There is one particular sort of bike in my area, which has its parallel in the Chieftain tank and is just as deadly. It’s called a ‘Bakfiets’ and is basically a normal pushbike with panniers at the side; a grid with straps for packages at the back and a bloody great carriage for kids, dogs and shopping (often all at once) at the front. It’s generally driven by young mothers with two screaming brats in the carriage and a cell phone surgically attached to her ear. Our area is infested with them and they treat pavements as their own private race tracks as they rush their kids’ from their ADHD therapy sessions to the shops and back. The fact that they can carry on intense phone conversations at the same time baffles me but apparently it’s called ‘multi-tasking’!

On my second day out with the stick, I left the supermarket with shopping bag in my left hand and the stick in the right. The street was busy and bikes were parked everywhere as usual. I nearly had a heart attack as I turned the corner to be confronted with one of these overloaded ‘cycle tanks’ hurtling towards me at speed. I had the wits to stand my ground because if I’d done anything else, I’d be in the casualty unit again. The bike screeched to a halt; the kids in the carriage started screaming (probably from shock at the narrow escape) and the mother launched into the sort of tirade that would make sailors blush. Now when I’m angry, my Dutch doesn’t come as easily as it normally does, so I sort of spluttered a protest, pointed to the walking stick and put on the sort of eyes that made Antonio Banderas so adorable as Puss, in Shrek. It was to no avail, the harridan went on haranguing me about being in the way, until bystanders thankfully stepped in and told her she should be more responsible or words to that effect. As I said, I hate that bloody stick but will need to find a way to use it effectively and negotiate the various obstacles that present themselves on the streets of Amsterdam. Since the ‘bakfiets’ incident, I’ve started noticing how less-able people in general are treated in shops and on the streets and it’s a shock! People with walkers and Zimmer frames, are regularly scowled at, shoved; treated with impatience and ‘tutted’ at roundly. People in motorised wheelchairs come off much worse in terms of verbal abuse but at least they’ve got armour on their side; until of course, they venture onto the road or cycle path with their relatively slow moving vehicles, and are treated by youths on scooters as a challenge and fair game for a, who-dares-wins competition for right of way. There’s one young, disabled guy locally, who revs up his wheelchair to Mach 1 and just goes for it, scattering people, bikes, dogs and shopping carts, left, right and centre. He’s psychotic of course but I sort of get where he’s coming from.

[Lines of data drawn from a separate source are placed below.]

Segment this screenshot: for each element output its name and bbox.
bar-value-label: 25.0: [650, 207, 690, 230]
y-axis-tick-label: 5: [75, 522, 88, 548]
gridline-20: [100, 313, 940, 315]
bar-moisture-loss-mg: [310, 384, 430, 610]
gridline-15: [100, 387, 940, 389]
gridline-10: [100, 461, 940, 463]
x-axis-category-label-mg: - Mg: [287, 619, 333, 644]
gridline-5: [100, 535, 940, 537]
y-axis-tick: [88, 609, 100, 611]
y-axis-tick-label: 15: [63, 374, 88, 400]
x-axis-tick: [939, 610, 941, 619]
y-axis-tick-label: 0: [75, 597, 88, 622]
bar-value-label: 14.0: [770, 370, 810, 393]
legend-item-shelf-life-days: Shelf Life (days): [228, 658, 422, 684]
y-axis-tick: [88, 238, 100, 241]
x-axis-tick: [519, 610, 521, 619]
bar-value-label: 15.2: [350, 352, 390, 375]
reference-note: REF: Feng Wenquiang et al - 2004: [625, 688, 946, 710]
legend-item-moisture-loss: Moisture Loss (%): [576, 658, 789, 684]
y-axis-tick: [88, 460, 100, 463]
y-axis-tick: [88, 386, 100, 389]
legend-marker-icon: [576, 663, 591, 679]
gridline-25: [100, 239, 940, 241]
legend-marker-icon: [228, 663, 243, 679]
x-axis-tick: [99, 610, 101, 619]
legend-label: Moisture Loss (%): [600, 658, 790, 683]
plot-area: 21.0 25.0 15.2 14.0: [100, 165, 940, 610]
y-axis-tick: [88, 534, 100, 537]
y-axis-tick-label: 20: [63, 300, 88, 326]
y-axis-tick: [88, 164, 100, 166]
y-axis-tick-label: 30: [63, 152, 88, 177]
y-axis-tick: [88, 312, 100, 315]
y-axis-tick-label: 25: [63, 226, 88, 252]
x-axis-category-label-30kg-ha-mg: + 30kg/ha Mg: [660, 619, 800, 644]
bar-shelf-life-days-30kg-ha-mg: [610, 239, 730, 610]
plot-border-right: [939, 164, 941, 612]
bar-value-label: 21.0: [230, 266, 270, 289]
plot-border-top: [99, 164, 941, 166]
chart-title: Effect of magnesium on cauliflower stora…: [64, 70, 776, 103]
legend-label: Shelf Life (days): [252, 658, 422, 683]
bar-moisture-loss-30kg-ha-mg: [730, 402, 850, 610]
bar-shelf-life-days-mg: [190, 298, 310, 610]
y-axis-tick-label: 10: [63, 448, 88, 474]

So this is a small plea for a little more understanding for the less able on the street. Even noticing we exist is a start and a little kindness goes a very long way and is really appreciated. I hope to be able to use my stick (and only my stick) for some considerable time yet but I’m not going to be taking much more crap when all I’m trying to do is get from A to B without falling. Watch out for ninja seniors with killer Zimmers, or turbo grannies in motorised wheelchairs; one day the worm will turn!